In one experiment, they began with the instruction “Bill Bradley was a” and tested the model’s ability to recognize that Sen. Bradley was a basketball player who went to Princeton by using the decoding functions for “plays sports” and “attended university.”
“We can show that, even though the model may choose to focus on different information when it produces text, it does encode all that information,” Hernandez says.
They created what they refer to as an “attribute lens,” a grid that shows where precise details about a certain relationship are kept inside the transformer’s multiple layers using this probing technique.

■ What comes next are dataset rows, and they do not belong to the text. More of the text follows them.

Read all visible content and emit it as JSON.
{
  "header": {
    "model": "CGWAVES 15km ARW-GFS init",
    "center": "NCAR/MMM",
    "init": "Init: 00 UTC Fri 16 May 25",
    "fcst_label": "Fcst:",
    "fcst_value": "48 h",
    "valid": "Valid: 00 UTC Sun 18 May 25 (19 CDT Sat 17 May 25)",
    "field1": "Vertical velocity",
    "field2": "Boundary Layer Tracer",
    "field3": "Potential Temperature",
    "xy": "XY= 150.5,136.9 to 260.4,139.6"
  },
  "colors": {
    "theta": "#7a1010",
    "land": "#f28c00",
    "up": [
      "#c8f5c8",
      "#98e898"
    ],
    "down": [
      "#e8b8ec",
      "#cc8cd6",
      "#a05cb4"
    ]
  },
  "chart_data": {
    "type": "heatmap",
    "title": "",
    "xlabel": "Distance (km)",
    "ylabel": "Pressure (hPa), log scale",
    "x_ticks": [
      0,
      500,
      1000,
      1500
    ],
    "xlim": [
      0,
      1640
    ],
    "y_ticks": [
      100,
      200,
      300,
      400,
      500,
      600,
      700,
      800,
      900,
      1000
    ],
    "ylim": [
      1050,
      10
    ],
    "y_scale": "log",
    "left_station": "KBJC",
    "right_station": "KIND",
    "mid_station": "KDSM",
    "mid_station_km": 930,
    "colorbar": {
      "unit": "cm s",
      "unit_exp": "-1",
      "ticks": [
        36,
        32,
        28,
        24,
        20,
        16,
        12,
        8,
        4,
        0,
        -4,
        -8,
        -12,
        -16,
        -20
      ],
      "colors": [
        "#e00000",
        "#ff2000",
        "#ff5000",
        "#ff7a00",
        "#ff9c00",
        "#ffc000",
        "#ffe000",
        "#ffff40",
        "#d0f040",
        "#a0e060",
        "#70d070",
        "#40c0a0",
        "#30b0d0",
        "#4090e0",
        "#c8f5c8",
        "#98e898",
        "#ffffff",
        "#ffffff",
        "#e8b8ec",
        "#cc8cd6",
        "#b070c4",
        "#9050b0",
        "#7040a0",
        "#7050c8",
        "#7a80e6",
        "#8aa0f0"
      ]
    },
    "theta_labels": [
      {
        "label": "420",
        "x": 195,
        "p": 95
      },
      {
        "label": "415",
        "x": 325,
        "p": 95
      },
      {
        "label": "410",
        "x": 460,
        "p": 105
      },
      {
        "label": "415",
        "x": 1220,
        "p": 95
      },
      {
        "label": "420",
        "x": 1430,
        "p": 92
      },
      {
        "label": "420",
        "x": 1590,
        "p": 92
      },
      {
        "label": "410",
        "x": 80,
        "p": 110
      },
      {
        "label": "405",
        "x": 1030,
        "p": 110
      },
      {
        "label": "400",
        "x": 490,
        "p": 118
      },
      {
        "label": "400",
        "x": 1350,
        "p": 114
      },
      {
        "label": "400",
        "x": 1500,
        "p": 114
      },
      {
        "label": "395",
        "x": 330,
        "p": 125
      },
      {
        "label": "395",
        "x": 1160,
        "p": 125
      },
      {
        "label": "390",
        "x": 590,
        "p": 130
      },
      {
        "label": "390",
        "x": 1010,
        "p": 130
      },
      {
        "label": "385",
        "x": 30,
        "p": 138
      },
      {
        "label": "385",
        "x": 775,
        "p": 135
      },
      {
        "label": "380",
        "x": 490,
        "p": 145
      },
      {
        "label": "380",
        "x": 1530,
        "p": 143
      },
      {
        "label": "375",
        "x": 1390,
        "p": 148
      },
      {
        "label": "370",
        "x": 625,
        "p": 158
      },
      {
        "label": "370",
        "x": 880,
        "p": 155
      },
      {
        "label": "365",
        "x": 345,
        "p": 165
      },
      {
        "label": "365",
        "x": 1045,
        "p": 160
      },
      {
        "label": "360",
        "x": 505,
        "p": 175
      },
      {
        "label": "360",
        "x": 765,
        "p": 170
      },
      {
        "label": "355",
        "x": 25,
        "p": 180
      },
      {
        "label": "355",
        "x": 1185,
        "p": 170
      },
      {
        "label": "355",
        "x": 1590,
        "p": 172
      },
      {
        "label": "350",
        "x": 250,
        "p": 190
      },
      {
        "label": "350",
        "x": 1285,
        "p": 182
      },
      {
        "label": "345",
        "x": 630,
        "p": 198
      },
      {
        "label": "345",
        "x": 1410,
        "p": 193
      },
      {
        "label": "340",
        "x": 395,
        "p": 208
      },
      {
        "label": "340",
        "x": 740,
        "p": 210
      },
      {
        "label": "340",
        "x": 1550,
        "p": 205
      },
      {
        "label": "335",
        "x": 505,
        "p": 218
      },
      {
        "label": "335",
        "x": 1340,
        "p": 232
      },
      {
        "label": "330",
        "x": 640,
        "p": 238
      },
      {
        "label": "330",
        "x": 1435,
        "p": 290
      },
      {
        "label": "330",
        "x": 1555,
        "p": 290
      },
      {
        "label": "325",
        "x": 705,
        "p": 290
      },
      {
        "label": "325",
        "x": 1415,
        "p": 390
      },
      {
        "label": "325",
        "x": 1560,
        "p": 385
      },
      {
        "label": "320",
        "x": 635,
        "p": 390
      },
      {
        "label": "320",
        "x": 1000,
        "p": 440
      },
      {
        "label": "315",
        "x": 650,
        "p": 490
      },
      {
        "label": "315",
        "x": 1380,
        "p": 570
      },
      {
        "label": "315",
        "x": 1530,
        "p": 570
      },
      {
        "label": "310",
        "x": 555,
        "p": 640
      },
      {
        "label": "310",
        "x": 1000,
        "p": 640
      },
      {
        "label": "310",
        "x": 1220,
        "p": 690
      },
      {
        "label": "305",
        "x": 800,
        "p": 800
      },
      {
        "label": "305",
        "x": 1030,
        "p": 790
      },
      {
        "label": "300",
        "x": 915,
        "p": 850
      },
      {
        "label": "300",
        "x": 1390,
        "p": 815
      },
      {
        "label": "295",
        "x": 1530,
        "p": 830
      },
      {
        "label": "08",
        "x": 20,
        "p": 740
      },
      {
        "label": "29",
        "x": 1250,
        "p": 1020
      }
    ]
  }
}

It is possible to automatically build attribute lenses, which offers a simplified way to help researchers learn more about a model. With the use of this visualization tool, engineers and scientists may be able to update knowledge that has been stored and stop an AI chatbot from providing false information.
In the future, Hernandez and his associates hope to learn more about what transpires when facts are not kept sequentially. In addition, they would like to investigate the accuracy of linear decoding functions and conduct tests with larger models.
“This is an exciting work that reveals a missing piece in our understanding of how large language models recall factual knowledge during inference. Previous work showed that LLMs build information-rich representations of given subjects, from which specific attributes are extracted during inference. This work shows that the complex nonlinear computation of LLMs for attribute extraction can be well-approximated with a simple linear function,” says Mor Geva Pipek, an assistant professor in the School of Computer Science at Tel Aviv University, who was not involved with this work.
The Israeli Science Foundation, Open Philanthropy, and an Azrieli Foundation Early Career Faculty Fellowship provided some funding for this study.
While this research provides valuable insights into how large language models encode and retrieve certain types of factual knowledge, it also highlights that there is still much to uncover about the inner workings of these extremely complex systems. The discovery of simple linear functions being used for some fact retrieval is an intriguing finding, but it seems to be just one piece of a highly intricate puzzle.
As the researchers noted, not all knowledge appears to be encoded and accessed via these linear mechanisms. There are likely more complex, nonlinear processes at play for other types of information storage and retrieval within these models. Additionally, the reasons why certain facts get decoded incorrectly, even when the right information is present, remain unclear.
Moving forward, further research is needed to fully map out the pathways and algorithms these language AIs use to process, store, and produce information. The “attribute lens” visualization could prove to be a valuable tool in this endeavor, allowing scientists to inspect different layers and factual representations within the models.
Ultimately, gaining a more complete understanding of how these large language models operate under the hood is crucial. As their capabilities and applications continue to expand rapidly, ensuring their reliability, safety, and alignment with intended behaviors will become increasingly important. Peering into their mechanistic black boxes through methods like this linear decoding analysis will be an essential part of that process.